Eduardo Augusto, Duque de Iorque e Albany, KG, PC, FRS (em inglês: Edward Augustus; Norfolk House, Londres, 25 de março de 1739 – Palácio do Príncipe de Mônaco, Mônaco, 17 de setembro de 1767) foi o terceiro filho, o segundo menino de Frederico, Príncipe de Gales, e sua esposa Augusta, Princesa de Gales. Era neto do rei Jorge II da Grã-Bretanha e irmão mais novo do rei Jorge III do Reino Unido.
O terceiro filho e segundo menino de Frederico, Príncipe de Gales, e sua esposa Augusta, Princesa de Gales, nasceu em Norfolk House em Londres na data de 25 de março de 1739. Na época de seu nascimento, ele era o terceiro na linha de sucessão ao trono britânico, estando atrás de seu pai e seu irmão mais velho, mas acima de sua irmã, a princesa Augusta, pois o sexo era um critério de determinação mais importante que a primogenitura, essa regra se manteve até o dia 25 de março de 2015 – exatamente 276 anos após o nascimento do príncipe.
Ele foi batizado como Eduardo Augusto, em Norfolk House, pelo Bispo de Oxford, Thomas Secker, e seus padrinhos foram o seu tio-avô o rei Frederico Guilherme I da Prússia, representado por seu procurador, o Duque de Queensberry, o pai de seu futuro cunhado o Duque de Brunsvique-Volfembutel, representado pelo Lord Carnarvon, e sua tia materna a Duquesa de Saxe-Weissenfels, representada por Lady Charlotte Edwin, filha do falecido Duque de Hamilton.
Durante a sua infância, Eduardo, junto com seu irmão mais velho, passou por longas horas de estudo em aritmética, latim, geometria, escrita, religião, francês, alemão, grego e até dança para saber se portar em todas as situações. Para o futuro Jorge III, o seu irmão mais novo era o seu único companheiro constante, embora Eduardo fosse o favorito de sua mãe. À medida que eles cresciam, ao contrário de seu irmão que era simplório e solitário, o príncipe Eduardo se tornou uma figura popular na sociedade londrina. Aqueles que o conheciam o descreviam como tolo, frívolo, um pouco tagarela, alguém de que adorava uma boa brincadeira e que não fazia a melhor companhia.

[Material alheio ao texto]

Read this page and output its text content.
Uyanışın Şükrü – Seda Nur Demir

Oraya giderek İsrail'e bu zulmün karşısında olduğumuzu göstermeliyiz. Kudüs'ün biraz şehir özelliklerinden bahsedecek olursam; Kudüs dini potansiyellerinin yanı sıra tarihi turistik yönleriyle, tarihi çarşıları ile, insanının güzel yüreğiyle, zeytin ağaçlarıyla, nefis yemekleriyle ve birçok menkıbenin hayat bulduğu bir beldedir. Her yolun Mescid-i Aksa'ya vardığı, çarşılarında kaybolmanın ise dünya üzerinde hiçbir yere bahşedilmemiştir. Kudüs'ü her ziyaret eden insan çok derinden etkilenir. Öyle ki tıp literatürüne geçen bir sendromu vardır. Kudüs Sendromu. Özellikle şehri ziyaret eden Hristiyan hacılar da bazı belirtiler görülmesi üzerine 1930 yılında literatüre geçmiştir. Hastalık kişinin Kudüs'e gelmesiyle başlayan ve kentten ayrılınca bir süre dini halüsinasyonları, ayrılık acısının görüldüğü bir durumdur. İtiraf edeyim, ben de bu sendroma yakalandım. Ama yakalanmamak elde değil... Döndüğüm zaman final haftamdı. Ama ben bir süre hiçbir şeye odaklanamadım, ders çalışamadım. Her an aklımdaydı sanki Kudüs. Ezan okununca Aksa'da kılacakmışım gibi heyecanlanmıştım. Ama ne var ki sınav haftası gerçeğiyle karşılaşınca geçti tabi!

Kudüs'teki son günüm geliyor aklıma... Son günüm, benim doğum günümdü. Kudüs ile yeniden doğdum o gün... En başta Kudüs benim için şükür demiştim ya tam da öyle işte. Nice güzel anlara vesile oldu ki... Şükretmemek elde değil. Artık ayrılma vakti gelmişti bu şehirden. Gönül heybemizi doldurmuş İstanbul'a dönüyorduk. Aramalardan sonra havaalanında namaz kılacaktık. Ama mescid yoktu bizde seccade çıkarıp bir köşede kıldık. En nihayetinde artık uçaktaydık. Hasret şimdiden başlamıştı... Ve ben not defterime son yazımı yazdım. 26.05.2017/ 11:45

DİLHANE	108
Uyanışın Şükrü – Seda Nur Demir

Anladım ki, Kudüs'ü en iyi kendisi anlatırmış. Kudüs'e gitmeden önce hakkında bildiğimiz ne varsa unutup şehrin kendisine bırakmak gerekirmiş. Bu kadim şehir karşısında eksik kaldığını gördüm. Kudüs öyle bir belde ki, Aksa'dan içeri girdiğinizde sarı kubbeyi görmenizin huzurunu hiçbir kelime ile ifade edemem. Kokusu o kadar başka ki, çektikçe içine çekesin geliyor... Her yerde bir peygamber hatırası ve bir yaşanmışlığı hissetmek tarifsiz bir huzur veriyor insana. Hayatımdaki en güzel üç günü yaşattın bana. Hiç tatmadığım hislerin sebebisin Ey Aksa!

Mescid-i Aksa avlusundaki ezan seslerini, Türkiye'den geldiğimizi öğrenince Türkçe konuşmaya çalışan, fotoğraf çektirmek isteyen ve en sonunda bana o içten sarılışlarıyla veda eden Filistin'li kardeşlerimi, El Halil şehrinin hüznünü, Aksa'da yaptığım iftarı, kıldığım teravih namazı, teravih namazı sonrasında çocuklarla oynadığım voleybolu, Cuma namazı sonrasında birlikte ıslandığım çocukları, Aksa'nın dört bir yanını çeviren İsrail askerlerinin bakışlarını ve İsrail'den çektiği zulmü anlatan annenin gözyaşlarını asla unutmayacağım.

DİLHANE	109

Eduardo mostrou interesse em assuntos navais e pediu permissão para servir na Marinha Real Britânica. Ele participou das investidas contra a costa francesa, estando presente no fracassado ataque surpresa em St. Malo, que resultou na Batalha de St. Cast em 1758.
Ele foi promovido a capitão do HMS Phoenix em 14 de junho de 1759. Ele se tornou contra-almirante em 1761, vice-almirante em 1762, e em 1766, apenas um ano antes de sua morte, ele subiu ao posto de Almirante da Marinha Real.
O seu avô paterno, Jorge II, o tornou Duque de Iorque e Albany e Conde de Ulster em 1º de abril de 1760.
Quando Jorge III subiu ao trono britânico em 25 de outubro de 1760, ele nomeou o seu irmão mais novo ao posto de Membro do Conselho Privado do Reino Unido. Desde o momento em que seu irmão se tornou rei até o nascimento de seu primeiro filho, o príncipe Jorge, futuro Jorge IV do Reino Unido, em 12 de agosto de 1762, Eduardo era o herdeiro presuntivo do trono britânico.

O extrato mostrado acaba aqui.